I didn’t know what good they’d do him, since we drove different models, but that wasn’t his worst problem. “Every cop in the state will be looking for your truck once they see it’s gone,” I said.
“I’ll take my chances.” He got out from under the hood, breathing into his bare hands, his wool cap pulled down over his ears.
“Were you planning to keep her in the freezer forever?” I wasn’t expecting an answer, but I couldn’t help asking. I’d known the man—or thought I had—for twenty years.
“Come spring, I was going to take her to the North Country. I know a place up there to bury her. I would have done that right away if my truck was working.”
“The police think you did this so you could get her Social Security checks,” I said.
“That was the idea.”
“And you thought you could get away with it?”
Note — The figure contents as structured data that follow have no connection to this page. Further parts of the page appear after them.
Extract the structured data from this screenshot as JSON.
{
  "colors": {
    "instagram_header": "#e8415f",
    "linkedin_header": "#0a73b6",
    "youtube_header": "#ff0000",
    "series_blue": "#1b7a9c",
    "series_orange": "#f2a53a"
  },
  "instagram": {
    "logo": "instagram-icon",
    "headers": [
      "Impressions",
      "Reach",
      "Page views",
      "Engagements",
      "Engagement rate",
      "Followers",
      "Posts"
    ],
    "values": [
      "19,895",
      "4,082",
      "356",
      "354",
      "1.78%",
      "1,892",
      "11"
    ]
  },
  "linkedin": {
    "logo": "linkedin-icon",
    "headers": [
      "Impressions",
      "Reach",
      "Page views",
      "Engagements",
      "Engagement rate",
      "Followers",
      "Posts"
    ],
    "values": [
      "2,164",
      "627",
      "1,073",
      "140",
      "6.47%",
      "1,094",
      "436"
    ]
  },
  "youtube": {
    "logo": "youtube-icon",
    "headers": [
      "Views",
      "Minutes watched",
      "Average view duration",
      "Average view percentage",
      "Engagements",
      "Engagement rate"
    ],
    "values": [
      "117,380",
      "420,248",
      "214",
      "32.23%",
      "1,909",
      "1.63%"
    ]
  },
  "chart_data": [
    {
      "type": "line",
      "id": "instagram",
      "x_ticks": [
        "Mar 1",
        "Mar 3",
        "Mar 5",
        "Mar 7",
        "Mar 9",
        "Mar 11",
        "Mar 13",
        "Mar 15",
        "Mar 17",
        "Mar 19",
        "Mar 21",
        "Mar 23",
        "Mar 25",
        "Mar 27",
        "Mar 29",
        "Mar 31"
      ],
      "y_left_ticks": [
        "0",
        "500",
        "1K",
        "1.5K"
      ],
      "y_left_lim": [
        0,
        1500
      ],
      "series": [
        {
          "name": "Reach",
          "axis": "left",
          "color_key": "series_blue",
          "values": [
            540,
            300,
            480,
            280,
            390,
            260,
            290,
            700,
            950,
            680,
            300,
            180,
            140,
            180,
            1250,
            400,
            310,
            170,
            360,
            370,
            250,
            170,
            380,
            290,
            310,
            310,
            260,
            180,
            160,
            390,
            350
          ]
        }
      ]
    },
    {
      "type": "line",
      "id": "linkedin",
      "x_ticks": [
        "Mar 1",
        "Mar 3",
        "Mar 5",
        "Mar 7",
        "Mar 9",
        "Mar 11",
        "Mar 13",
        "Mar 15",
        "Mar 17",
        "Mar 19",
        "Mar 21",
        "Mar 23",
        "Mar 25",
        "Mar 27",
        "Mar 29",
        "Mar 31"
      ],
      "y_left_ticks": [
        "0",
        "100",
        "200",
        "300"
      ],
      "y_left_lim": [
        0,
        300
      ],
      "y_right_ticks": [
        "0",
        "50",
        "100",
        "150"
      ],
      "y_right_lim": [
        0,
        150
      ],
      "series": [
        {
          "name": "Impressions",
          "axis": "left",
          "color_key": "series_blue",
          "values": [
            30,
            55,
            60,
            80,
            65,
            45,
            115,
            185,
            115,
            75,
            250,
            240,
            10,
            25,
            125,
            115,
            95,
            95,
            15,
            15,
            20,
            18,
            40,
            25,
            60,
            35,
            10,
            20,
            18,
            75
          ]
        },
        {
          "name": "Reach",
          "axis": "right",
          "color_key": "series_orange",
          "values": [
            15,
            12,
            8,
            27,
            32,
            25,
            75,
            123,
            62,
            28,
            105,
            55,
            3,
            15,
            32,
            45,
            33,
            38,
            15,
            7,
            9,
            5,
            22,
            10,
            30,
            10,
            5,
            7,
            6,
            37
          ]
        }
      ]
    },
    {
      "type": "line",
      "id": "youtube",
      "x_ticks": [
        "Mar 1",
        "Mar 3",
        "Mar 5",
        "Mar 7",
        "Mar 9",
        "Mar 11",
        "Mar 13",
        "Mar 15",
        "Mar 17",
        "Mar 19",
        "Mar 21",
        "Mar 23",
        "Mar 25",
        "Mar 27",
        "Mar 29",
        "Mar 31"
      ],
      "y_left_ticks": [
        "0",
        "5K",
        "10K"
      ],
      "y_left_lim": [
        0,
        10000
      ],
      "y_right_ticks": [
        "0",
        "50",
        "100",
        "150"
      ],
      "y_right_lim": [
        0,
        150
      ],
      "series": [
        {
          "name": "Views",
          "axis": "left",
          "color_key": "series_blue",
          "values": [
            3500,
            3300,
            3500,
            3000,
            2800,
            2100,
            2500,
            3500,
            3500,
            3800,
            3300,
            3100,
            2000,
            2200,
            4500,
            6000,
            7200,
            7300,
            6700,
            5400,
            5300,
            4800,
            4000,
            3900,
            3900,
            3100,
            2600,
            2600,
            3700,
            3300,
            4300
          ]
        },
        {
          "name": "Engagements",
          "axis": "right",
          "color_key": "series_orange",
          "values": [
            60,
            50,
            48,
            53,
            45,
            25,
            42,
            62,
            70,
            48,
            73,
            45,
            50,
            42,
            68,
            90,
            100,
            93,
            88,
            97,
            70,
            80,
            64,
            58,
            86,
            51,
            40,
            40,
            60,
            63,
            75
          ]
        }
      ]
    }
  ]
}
“I told her it wouldn’t work, but she said it would. It might have, if not for my truck and then the storm.”
“Who said it would work?”
“My ma. Who do you think I’m talking about?”
I got it then. His mother had been the brains behind the scheme—though I doubted the freezer had been part of her plan.
“She made me promise,” Martin said. “She was worried about how I’d do with only the one check once she was gone.”
So there it was, the story of the Broomes. A hard life and a lousy ending. The next words came out of my mouth before I had a chance to think about them. “The police won’t be looking for my truck,” I said. “It’s yours if you want it.”
He stared at me like I was talking Chinese. Then he said, “Why would you give me your truck?”
I couldn’t begin to answer, not at five below with frost bite setting in. What I said was, “Merry Christmas, Martin.”
He looked at me for what felt like a full minute, then got back under the hood of my truck, undoing what he’d done earlier. When he was behind the wheel, engine running, he rolled down the window and said, “Lady’s all yours now.”
“Sounds like a fair trade,” I said. Then I tapped the truck with my fist, and watched him pull out, heading north.